Public’s Questions Answered about Haile Gold Mine

Charleston District Public Affairs
Published Jan. 9, 2012
Dr. Richard Darden, project manager for the Haile Gold Mine project, addresses the state of the project at a public meeting.

Dr. Richard Darden, project manager for the Haile Gold Mine project, addresses the state of the project at a public meeting.

In October 2011, the Charleston District began the process of preparing the environmental impact statement (EIS) needed before coming to a permit decision for the Haile Gold Mine project application in Kershaw, SC. That same month, the District hosted a public scoping meeting on the project to receive needed input from the public before starting the EIS. The event yielded numerous comments and observations that will be taken into consideration during the study process. One suggestion expressed that night was for the District to return to Kershaw on a separate night to field questions about the technical aspects of the proposed Haile Gold Mine project.

With that in mind, District representatives returned to Kershaw on January 23rd to address any questions that the citizens of Kershaw had about the project and the study process. Dr.

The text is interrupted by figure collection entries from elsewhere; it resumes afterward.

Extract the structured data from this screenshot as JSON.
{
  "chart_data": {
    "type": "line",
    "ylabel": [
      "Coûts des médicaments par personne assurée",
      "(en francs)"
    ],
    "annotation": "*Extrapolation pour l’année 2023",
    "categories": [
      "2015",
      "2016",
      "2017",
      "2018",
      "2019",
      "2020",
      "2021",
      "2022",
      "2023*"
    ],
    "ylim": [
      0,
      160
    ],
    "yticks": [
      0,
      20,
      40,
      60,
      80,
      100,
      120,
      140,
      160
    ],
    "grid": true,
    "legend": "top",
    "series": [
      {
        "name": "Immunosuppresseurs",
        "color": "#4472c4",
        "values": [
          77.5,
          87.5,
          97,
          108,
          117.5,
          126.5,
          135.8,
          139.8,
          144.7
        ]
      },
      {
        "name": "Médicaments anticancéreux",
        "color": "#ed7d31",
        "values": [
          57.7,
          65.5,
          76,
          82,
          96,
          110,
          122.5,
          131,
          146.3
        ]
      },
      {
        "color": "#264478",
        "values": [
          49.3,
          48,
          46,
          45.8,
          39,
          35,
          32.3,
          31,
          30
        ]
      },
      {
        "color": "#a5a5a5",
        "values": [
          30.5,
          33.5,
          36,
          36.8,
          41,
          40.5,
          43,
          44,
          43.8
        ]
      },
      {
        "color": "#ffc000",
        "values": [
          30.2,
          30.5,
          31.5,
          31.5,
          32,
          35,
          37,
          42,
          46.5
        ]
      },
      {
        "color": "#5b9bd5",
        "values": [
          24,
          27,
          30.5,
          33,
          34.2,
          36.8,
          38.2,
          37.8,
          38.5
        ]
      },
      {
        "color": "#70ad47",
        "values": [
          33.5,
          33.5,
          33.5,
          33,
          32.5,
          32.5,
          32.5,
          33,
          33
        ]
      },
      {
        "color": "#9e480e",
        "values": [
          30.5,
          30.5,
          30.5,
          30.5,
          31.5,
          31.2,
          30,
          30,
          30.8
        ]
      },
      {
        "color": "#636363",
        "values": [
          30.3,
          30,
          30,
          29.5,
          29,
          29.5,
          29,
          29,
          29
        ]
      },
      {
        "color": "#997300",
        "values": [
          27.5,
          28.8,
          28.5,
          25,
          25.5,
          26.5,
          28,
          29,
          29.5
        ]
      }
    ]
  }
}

Richard Darden, project manager, began the evening telling the approximately 200 attendees that “we may not have all the answers yet because we don’t have all the technical results” but we are going to do our best to answer the questions we can and will provide additional technical feedback at future points in the process.

Questions from the citizens ranged from potential contamination of drinking water to how wildlife will be affected. Many questions were in regards to the tailings storage facility (TSF) that Haile Gold Mine has proposed to build. The TSF, as proposed, would store ore after it has been processed and gold has been removed. The public was concerned about whether the TSF would be able to safely contain chemicals that are used in the gold mining process.

“The mining process [as proposed by Haile Gold Mine] is a state-of-the-art technology, but that doesn’t mean there is no risk of contaminants,” said Darden. “We will do a thorough evaluation of the project’s impact on surface and ground water, as well as air quality, noise and much more. It is up to us to balance the project’s proposed benefits against the environmental detriments and make a permit decision on that basis.”

At the end of the night, the residents of Kershaw seemed to better appreciate the process, even though some technical questions will not be answered until later in the process. The residents also requested that the District return again to give another presentation on how the mine process is proposed to operate. The District plans to make this request a reality in April 2012.